Simine Vazire | |
---|---|
Born | 1980 |
Occupation(s) | Professor of Psychology Ethics and Wellbeing |
Academic background | |
Alma mater | Carleton College University of Texas at Austin |
Thesis | The Person from the Inside and Outside (2006) |
Doctoral advisor | Samuel D. Gosling |
Academic work | |
Institutions | Washington University in St. Louis University of California, Davis |
Simine Vazire (born 1980) is Professor of Psychology Ethics and Wellbeing[1] at the University of Melbourne, Victoria, Australia. She was formerly Professor of Psychology at the University of California, Davis and at Washington University in St. Louis. She is a social and personality psychologist who studies how self-perception and self-knowledge influence one's personality and behavior.
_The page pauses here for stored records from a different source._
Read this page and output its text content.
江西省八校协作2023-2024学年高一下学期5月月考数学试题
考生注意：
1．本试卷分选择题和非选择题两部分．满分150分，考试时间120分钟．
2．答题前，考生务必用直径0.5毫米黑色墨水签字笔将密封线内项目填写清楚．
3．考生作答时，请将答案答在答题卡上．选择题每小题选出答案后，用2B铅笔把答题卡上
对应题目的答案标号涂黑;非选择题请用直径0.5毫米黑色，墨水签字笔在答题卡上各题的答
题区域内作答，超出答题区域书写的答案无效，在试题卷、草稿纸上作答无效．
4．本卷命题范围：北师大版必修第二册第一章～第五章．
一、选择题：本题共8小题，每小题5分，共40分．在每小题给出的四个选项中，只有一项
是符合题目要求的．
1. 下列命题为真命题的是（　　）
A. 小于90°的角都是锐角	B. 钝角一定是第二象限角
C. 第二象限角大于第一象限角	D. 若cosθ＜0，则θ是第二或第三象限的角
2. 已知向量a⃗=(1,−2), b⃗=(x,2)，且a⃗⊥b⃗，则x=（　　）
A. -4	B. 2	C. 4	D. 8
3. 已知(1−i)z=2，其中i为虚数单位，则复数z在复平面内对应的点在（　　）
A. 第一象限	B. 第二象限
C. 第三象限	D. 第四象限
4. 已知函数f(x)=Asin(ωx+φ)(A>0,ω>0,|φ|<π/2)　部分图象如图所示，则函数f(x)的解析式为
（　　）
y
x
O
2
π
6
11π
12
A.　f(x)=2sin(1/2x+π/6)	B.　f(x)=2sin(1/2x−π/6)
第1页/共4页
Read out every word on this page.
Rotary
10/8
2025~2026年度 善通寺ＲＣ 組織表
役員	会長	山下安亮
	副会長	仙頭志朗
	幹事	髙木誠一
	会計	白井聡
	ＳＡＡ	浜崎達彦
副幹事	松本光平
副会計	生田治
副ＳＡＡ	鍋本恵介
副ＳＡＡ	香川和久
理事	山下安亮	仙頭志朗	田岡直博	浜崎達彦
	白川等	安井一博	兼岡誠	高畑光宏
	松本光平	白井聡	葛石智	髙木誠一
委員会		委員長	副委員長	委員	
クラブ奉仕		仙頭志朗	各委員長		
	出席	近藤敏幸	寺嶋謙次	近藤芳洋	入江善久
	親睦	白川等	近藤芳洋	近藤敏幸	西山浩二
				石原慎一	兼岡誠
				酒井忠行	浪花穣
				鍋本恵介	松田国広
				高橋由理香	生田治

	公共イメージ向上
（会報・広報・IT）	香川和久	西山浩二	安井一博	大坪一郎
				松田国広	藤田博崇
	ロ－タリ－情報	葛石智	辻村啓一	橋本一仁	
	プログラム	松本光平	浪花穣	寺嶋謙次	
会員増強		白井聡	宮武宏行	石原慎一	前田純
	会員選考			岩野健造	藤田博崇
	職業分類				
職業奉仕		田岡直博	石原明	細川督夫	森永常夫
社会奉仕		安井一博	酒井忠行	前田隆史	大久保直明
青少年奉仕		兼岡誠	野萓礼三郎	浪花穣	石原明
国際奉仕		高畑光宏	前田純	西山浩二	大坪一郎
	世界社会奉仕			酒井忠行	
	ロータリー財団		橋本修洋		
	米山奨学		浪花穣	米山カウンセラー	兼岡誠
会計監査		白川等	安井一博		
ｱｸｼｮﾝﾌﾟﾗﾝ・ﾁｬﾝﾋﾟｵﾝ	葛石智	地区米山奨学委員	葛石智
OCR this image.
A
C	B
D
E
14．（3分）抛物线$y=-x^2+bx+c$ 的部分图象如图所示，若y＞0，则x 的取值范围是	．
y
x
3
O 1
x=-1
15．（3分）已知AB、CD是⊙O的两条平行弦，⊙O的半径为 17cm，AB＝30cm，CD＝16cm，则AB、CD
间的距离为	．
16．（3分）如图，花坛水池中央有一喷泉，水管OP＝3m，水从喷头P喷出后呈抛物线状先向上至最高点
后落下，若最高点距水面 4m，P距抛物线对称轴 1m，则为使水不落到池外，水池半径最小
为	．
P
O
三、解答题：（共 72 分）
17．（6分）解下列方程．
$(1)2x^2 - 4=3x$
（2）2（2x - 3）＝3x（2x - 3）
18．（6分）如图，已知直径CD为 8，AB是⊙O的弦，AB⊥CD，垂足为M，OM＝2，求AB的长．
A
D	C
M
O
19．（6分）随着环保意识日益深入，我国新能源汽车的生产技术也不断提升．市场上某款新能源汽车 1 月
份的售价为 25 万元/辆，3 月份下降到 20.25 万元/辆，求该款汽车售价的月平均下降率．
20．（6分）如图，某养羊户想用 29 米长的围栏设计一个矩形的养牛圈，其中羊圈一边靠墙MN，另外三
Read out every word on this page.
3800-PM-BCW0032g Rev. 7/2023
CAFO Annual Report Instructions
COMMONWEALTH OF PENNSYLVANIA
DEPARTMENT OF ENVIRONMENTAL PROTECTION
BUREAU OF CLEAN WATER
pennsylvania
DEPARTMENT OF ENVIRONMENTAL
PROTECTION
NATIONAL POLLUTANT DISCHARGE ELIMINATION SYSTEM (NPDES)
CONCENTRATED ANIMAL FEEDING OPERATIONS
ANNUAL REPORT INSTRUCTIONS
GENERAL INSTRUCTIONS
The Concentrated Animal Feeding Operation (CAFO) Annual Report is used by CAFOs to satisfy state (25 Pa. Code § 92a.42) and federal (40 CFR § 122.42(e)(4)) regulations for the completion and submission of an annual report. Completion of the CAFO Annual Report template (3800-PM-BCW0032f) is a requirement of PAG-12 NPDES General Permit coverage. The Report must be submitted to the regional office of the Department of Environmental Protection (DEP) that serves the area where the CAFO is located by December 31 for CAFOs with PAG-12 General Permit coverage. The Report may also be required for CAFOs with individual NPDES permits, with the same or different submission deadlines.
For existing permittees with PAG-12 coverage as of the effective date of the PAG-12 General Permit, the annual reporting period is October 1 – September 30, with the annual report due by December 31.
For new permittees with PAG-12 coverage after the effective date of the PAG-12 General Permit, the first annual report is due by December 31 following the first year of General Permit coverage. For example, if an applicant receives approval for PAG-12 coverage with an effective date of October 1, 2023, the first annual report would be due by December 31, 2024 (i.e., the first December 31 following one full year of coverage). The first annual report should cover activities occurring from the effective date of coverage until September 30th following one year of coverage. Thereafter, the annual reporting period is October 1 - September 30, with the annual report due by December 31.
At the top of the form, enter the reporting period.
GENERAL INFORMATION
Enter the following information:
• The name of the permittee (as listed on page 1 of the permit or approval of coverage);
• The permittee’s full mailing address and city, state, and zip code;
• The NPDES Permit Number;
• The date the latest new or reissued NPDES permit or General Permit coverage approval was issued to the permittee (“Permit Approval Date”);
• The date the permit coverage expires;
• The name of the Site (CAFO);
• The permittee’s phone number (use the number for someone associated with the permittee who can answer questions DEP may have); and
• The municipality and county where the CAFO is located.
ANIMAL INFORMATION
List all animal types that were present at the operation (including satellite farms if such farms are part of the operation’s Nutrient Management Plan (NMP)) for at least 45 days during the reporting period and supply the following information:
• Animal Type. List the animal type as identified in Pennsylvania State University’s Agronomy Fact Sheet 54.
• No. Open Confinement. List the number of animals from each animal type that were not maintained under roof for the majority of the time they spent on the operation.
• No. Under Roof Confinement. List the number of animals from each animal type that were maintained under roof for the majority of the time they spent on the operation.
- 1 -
She obtained a PhD in the social and personality psychology program at the University of Texas at Austin.
Vazire was recipient of the American Psychological Association Award for Distinguished Scientific Early Career Contributions to Psychology in 2015 for "original contributions to understanding the limits of self-knowledge and the constraints on our knowledge of others."[2] Vazire was recognized as a rising star by the Association for Psychological Science.[3] Her other awards include the SAGE Young Scholar Award (2011),[4] and the Outstanding Early Career Award from the International Society for Self and Identity (2011).[5]
Vazire has been a leader in efforts to reform research practices in psychology.[6] She co-founded the Society for the Improvement of Psychological Science (SIPS), which aims to encourage open, reproducible science; she has served as chair of the SIPS executive committee[7] and is a member of the senior editorial team of their journal Collabra: Psychology.[8] Vazire is a member of the Board of Directors of the Association for Psychological Science (2016–2019)[9] and is editor of the journal Social Psychological and Personality Science.[10] With Timothy D. Wilson, Vazire co-edited the Handbook of Self-Knowledge,[11] which reviews the state of the science on how people perceive their own personality traits, behaviors, thoughts, emotions, and relationships.